X

Microsoft opens up on law enforcement requests

The company's report covers its major online services including Hotmail, Outlook.com, SkyDrive, Xbox Live, and Skype.

Jon Skillings Editorial director
Jon Skillings is an editorial director at CNET, where he's worked since 2000. A born browser of dictionaries, he honed his language skills as a US Army linguist (Polish and German) before diving into editing for tech publications -- including at PC Week and the IDG News Service -- back when the web was just getting under way, and even a little before. For CNET, he's written on topics from GPS, AI and 5G to James Bond, aircraft, astronauts, brass instruments and music streaming services.
Expertise AI, tech, language, grammar, writing, editing Credentials
  • 30 years experience at tech and consumer publications, print and online. Five years in the US Army as a translator (German and Polish).
See full bio
Jon Skillings
3 min read
Microsoft

Microsoft said today it received 75,378 law enforcement requests worldwide last year for customer information, but disclosed "content" in only 2 percent of those cases.

Those are just a couple of the details laid out in Microsoft's "2012 Law Enforcement Requests Report," the first-ever such disclosure from the software giant.

The report covers all of Microsoft's major online services including Hotmail, Outlook.com, SkyDrive, Xbox Live, Microsoft Account, and Office 365. It separately discloses similar data from Skype.

In releasing the information about law enforcement requests, Microsoft follows the lead of online heavyweights Google and Twitter. Microsoft said it will update its report every six months.

"We've benefited from the opportunity to learn from them and their experience, and we seek to build further on the industry's commitment to transparency by releasing our own data today," Microsoft's general counsel, Brad Smith, said in a blog post.

Microsoft said the 75,378 law enforcement requests -- which included requests related to Skype -- potentially affected 137,424 accounts or other identifiers, but that only 2.1 percent, or 1,558 requests, resulted in the disclosure of customer content. Excluding Skype, Microsoft services received 70,665 requests that impacted a potential 122,015 accounts or other identifiers.

By "content," Microsoft is referring to things such as the subject line and body of an Outlook.com e-mail message or of a picture stored on SkyDrive. By contrast, "non-content" refers to things such as account information (an e-mail address, a person's name, country of residence, or gender) or system-generated data such as IP addresses and traffic data.

A distinction is made between Microsoft data and Skype data because Microsoft is based in the U.S., while Skype, which Microsoft acquired in October 2011, operates independently and retains its headquarters in Luxembourg. "Additionally, law enforcement requests for Skype records are processed through Luxembourg in the same manner now as before the Microsoft acquisition," Microsoft said.

The Skype messaging service has been a particular point of controversy. Earlier this year, privacy advocates, Internet activists, journalists, and others issued an open letter calling on Microsoft to provide public documentation about the security and privacy practices that pertain to Skype.
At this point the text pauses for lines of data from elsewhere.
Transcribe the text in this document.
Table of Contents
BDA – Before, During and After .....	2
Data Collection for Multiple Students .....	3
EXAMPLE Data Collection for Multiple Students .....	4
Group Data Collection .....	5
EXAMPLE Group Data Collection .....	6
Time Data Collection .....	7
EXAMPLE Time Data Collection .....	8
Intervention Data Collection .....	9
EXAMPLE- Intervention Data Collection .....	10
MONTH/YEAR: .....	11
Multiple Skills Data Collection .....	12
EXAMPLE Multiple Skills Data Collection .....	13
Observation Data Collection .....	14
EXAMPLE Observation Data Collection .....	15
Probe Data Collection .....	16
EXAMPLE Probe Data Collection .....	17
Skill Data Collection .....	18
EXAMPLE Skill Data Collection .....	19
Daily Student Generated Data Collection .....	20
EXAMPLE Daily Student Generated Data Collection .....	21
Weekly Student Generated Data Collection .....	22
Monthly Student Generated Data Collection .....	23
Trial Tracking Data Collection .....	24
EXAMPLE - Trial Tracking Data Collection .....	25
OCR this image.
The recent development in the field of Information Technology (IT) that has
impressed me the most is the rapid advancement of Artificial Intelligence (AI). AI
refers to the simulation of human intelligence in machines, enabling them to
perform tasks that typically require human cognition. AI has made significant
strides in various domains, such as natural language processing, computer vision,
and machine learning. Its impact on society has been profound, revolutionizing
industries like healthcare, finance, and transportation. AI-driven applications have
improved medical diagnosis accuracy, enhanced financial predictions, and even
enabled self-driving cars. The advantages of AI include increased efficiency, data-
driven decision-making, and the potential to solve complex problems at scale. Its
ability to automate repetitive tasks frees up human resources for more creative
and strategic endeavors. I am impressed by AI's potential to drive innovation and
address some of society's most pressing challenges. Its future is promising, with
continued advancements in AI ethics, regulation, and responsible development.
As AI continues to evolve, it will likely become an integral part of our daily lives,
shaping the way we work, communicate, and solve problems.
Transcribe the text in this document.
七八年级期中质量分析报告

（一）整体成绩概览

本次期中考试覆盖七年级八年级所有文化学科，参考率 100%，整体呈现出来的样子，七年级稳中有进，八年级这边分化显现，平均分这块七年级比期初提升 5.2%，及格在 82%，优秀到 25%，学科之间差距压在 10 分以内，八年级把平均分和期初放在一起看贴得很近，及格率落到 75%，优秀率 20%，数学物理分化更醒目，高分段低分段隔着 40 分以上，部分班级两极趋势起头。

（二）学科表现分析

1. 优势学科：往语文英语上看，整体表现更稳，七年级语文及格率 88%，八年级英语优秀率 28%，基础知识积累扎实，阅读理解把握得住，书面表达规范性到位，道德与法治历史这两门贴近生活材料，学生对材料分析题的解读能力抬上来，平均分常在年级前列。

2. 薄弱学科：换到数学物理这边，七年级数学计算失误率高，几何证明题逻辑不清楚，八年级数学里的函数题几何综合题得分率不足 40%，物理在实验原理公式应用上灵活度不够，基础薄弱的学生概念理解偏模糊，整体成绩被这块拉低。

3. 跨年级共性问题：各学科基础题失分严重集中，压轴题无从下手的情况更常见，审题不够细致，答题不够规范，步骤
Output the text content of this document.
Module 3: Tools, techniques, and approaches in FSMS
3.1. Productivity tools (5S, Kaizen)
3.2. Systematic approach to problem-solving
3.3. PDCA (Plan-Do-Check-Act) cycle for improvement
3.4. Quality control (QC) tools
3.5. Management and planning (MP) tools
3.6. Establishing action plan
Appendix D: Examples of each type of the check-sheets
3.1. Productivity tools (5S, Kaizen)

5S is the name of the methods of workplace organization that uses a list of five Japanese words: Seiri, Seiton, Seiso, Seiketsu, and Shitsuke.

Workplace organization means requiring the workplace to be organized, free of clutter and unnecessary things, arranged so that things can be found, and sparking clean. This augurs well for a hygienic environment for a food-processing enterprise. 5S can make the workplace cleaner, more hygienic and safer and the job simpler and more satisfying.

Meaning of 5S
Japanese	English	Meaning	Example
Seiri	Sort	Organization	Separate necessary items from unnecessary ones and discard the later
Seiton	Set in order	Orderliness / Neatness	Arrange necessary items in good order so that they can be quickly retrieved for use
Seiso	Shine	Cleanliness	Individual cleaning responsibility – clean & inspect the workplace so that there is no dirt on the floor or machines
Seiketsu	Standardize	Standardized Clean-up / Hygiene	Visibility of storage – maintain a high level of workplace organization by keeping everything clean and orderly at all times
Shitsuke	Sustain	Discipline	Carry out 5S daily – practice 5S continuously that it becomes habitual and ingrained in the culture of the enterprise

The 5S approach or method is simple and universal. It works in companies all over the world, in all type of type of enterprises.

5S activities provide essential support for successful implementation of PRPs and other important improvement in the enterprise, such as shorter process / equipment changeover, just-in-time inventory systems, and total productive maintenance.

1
Other details from Microsoft's report:

  • U.S. takes the lead. Of the 1,558 disclosures of customer content, Microsoft said, "more than 99 percent were in response to lawful warrants from courts in the United States." The 14 disclosures of customer content made to governments outside the U.S. were to Brazil, Ireland, Canada, and New Zealand.
  • Top five. Of the 56,388 cases in which Microsoft (excluding Skype) disclosed some type of non-content information, more than 66 percent of these were to agencies in only five countries: the U.S., the U.K., Turkey, Germany and France. For Skype, the top five countries -- the U.K., U.S., Germany, France and Taiwan -- accounted for 81 percent of all requests.
  • Nondisclosure. Roughly 18 percent of the law enforcement requests (excluding Skype) resulted in the disclosure of no customer information in any form, either because Microsoft rejected the request or because no customer information was found.
  • Skype. Skype received 4,713 law enforcement requests that touched on 15,409 accounts or other identifiers, such as a PSTN number. "Skype produced no content in response to these requests," Microsoft said, "but did provide non-content data, such as a SkypeID, name, email account, billing information and call detail records if a user subscribed to the Skype In/Online service, which connects to a telephone number."

Like Google and Twitter, Microsoft with its report declared both its support for individual liberties and the need to comply with laws in the countries where it does business.

"Microsoft is committed to respecting human rights, free expression, and individual privacy," Smith wrote. "We seek to operate all of the services we own in a manner that's consistent with our Global Human Rights Statement and responsibilities as a member of the Global Network Initiative. Like every company, we are obligated to comply with legally binding requests from law enforcement, and we respect and appreciate the role that law enforcement personnel play in so many countries to protect the public's safety."

This story was updated at 7:47 a.m. PT with additional details from Microsoft's report and Brad Smith's blog post.